Assembly algorithms devised specifically for the sequencing of less diverse haploid and diploid genomes by short reads tend to fare poorly on data derived from variant populations such as viruses, both because of the difficulty of separating continuous variation from error, and because of other process-related challenges
. In addition, sample preps of RNA viral genomes currently require reverse transcription and usually require amplification. These protocols tend to result in highly variable coverage along the length of the genome and may introduce large amounts of contamination from other RNA species present in the starting material. These artifacts of the process tend to further confuse existing assembly algorithms, which rely on depth of coverage to both indicate copy number of sequences and distinguish errors from true variants.
Recent work utilizing an overlap-layout-consensus strategy has shown that it is possible to generate high quality de novo assemblies from relatively deep coverage data produced by massively parallel pyrosequencing of diverse populations
. However, this method adapts poorly to other platforms such as the Illumina and Ion Torrent, due to a much larger amount of data produced, which increases both the computational complexity, and the difficulty of merging divergent genotypes and handling process error. An alternative strategy was recently reported by Iqbal et al. These authors demonstrated de novo assembly of diploid genomes or a population consisting of a small number of eukaryotic genomes using a de Bruijn graph strategy, but the amount of diversity inherent in viral populations is beyond the target range for this algorithm.
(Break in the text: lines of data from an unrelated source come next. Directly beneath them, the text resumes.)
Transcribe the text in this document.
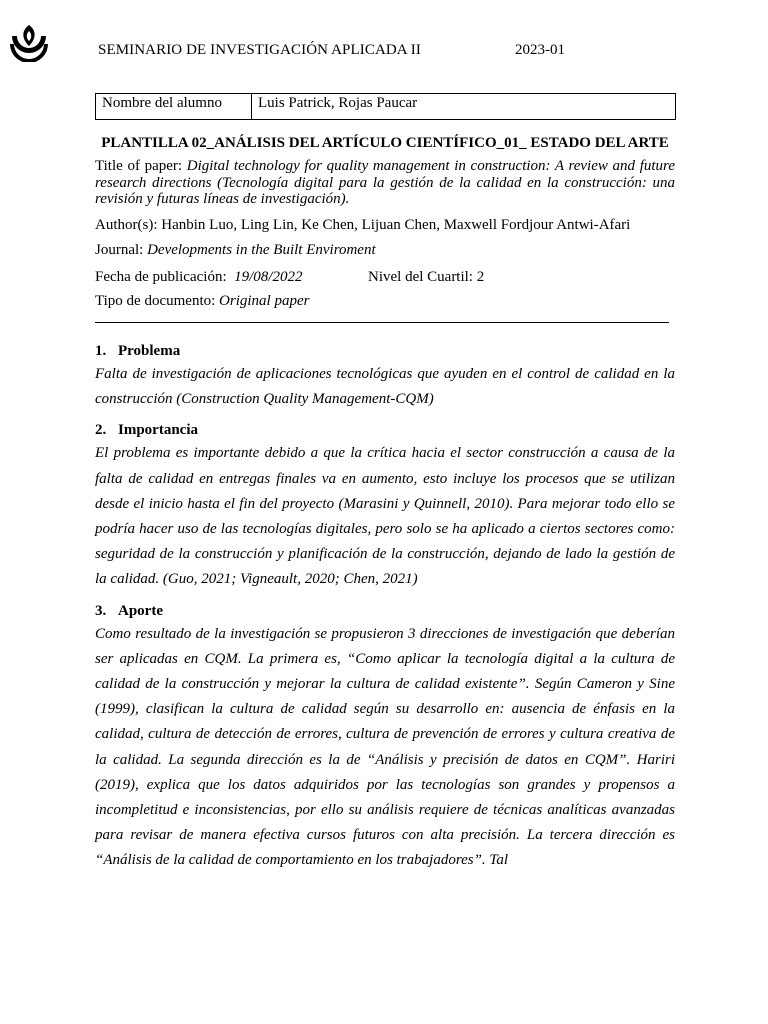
SEMINARIO DE INVESTIGACIÓN APLICADA II	2023-01
Nombre del alumno	Luis Patrick, Rojas Paucar
PLANTILLA 02_ANÁLISIS DEL ARTÍCULO CIENTÍFICO_01_ ESTADO DEL ARTE

Title of paper: Digital technology for quality management in construction: A review and future research directions (Tecnología digital para la gestión de la calidad en la construcción: una revisión y futuras líneas de investigación).

Author(s): Hanbin Luo, Ling Lin, Ke Chen, Lijuan Chen, Maxwell Fordjour Antwi-Afari

Journal: Developments in the Built Enviroment

Fecha de publicación: 19/08/2022	Nivel del Cuartil: 2

Tipo de documento: Original paper

1. Problema

Falta de investigación de aplicaciones tecnológicas que ayuden en el control de calidad en la construcción (Construction Quality Management-CQM)

2. Importancia

El problema es importante debido a que la crítica hacia el sector construcción a causa de la falta de calidad en entregas finales va en aumento, esto incluye los procesos que se utilizan desde el inicio hasta el fin del proyecto (Marasini y Quinnell, 2010). Para mejorar todo ello se podría hacer uso de las tecnologías digitales, pero solo se ha aplicado a ciertos sectores como: seguridad de la construcción y planificación de la construcción, dejando de lado la gestión de la calidad. (Guo, 2021; Vigneault, 2020; Chen, 2021)

3. Aporte

Como resultado de la investigación se propusieron 3 direcciones de investigación que deberían ser aplicadas en CQM. La primera es, “Como aplicar la tecnología digital a la cultura de calidad de la construcción y mejorar la cultura de calidad existente”. Según Cameron y Sine (1999), clasifican la cultura de calidad según su desarrollo en: ausencia de énfasis en la calidad, cultura de detección de errores, cultura de prevención de errores y cultura creativa de la calidad. La segunda dirección es la de “Análisis y precisión de datos en CQM”. Hariri (2019), explica que los datos adquiridos por las tecnologías son grandes y propensos a incompletitud e inconsistencias, por ello su análisis requiere de técnicas analíticas avanzadas para revisar de manera efectiva cursos futuros con alta precisión. La tercera dirección es “Análisis de la calidad de comportamiento en los trabajadores”. Tal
Here we present VICUNA, a de novo assembler of very high but variable coverage short read data from a population of diverse but non-repetitive genomes. VICUNA is an overlap-layout-consensus based assembly algorithm. Unlike assemblers optimized for large repetitive genomes, VICUNA aggressively merges similar sequences, and has the capacity to retain low frequency single nucleotide and length polymorphisms. We validated VICUNA on 12 viral population samples. These 12 samples were obtained from patients infected with Dengue Virus (DENV), Human Immunodeficiency Virus (HIV) and West Nile Virus (WNV), which represent a spectrum of intra-host population variation. VICUNA recovers the full target regions with high fidelity in all samples. The algorithm captures low frequency non-dominant length variants, specified by a tunable threshold. In a handful of these samples, we recovered alternate consensus containing large deletions (≥ 500bp). VICUNA runs on workstations or blades, and hence is readily accessible to research labs with limited compute resources. Although our immediate target application is the sequencing of RNA viruses from infected hosts, we anticipate that our method may also have utility for a range of applications which pose similar challenges, including rRNA sequencing and whole genome metagenomic analyses.